Bugün artık bahsedilmesi dahi yasal olarak mümkün olmayacak bu açıklamanın neye işaret ettiği hakkında hiçbir fikrimiz yok. Daha önceki yıllarda özellikle HDP üzerinden PKK ile yapılan müzakereler ve Erdoğan’ın iktidar ortağına göre değişen ideolojisi göz önüne alındığında Kürt tarafına başkanlık karşılığı bir tür özerklik modeli teklif edildiğini düşünmek mümkün. Bunun yanı sıra, o sıralar çok sert bir imaj mücadelesi içinde olan Demirtaş’ın bu açıklamayla basit bir popülist retorik kullanmaya çalışmış olması da mümkün. Yani, böyle bir teklifin bahsi dahi geçmemiş olabilir.
2016 tarihli bu açıklamanın travmatik yönü ise iddia edilen bu pazarlık teklifinin akıbeti ile ilgili değil. Bu açıklamayı vahim yapan şey dönemin en popüler genç Kürt liderinin bu kadar korkutucu bir şeyi hiç çekinmeden söyleyebilmesi ve “bu kadar kolay mı” sorusunun birkaç cılız ses dışında kimse tarafından sorulmamış olmasıydı. Acaba Kürt halkının geleceği ve güvenliğiyle ilgili bu denli esasi bir teklif hiç konuşulmadan reddedilmiş miydi? Kürt siyasetinin lokomotifi olan parti böylesi bir kazan-kazan teklifini reddettiğini kamuoyu baskısından çekinmeden nasıl kolayca açıklayabiliyordu?
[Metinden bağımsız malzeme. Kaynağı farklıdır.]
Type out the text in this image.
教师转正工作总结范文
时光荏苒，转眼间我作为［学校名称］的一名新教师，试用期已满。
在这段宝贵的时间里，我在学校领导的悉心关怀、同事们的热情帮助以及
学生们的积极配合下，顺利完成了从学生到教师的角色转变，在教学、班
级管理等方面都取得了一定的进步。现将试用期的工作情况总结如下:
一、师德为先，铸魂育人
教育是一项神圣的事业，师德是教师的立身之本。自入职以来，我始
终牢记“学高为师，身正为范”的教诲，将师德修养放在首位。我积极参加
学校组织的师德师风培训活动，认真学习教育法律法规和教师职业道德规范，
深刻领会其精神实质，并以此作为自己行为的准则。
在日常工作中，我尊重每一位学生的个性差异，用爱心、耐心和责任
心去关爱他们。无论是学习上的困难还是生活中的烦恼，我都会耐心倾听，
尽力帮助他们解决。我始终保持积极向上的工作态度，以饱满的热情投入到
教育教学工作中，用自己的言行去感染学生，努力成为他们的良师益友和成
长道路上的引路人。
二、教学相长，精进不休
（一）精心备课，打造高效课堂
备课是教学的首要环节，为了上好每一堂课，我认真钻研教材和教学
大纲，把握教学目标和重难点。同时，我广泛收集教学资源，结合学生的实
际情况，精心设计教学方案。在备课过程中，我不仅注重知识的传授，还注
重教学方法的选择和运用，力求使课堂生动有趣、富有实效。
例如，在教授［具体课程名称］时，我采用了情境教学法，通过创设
Eğer Demirtaş sadece retorik bir oyun oynadıysa, oyundaki bu oldukça vahim iddia nasıl Kürtler tarafından kulak arkası edilmişti?
Bir pazarlık teklifinin yapılması veya pazarlıklara başlanması realpolitik başarıyı garanti etmez. Özellikle içeriği sıcak savaş olan siyasi anlaşmazlıklarda pazarlıklar çoğunlukla teneffüs molalarıdır fakat bu süreçte kullanılan söylem ve pazarlıkları yürütmekle mükellef tarafın kendi kamuoyuyla kurduğu kavramsal ilişki realpolitikteki genel konumunu anlamlandırır. Daha sade ifade etmek gerekirse, pazarlıkları yapmakla yükümlü liderin gerçek olsun ya da olmasın “bize haklarımızı ve barış vaad ettiler ama biz reddettik” demesi geleceğinden ve güvenliğinden sorumlu olduğu toplumla kurduğu kavramsal bağın dumura uğradığı gösterir. Bu bağ karşı tarafla yapılacak pazarlıklardan daha önemlidir zira pazarlık imkanı yaratacak siyasi kütle siyaset ve toplum arasındaki ilişkilere bağımlıdır.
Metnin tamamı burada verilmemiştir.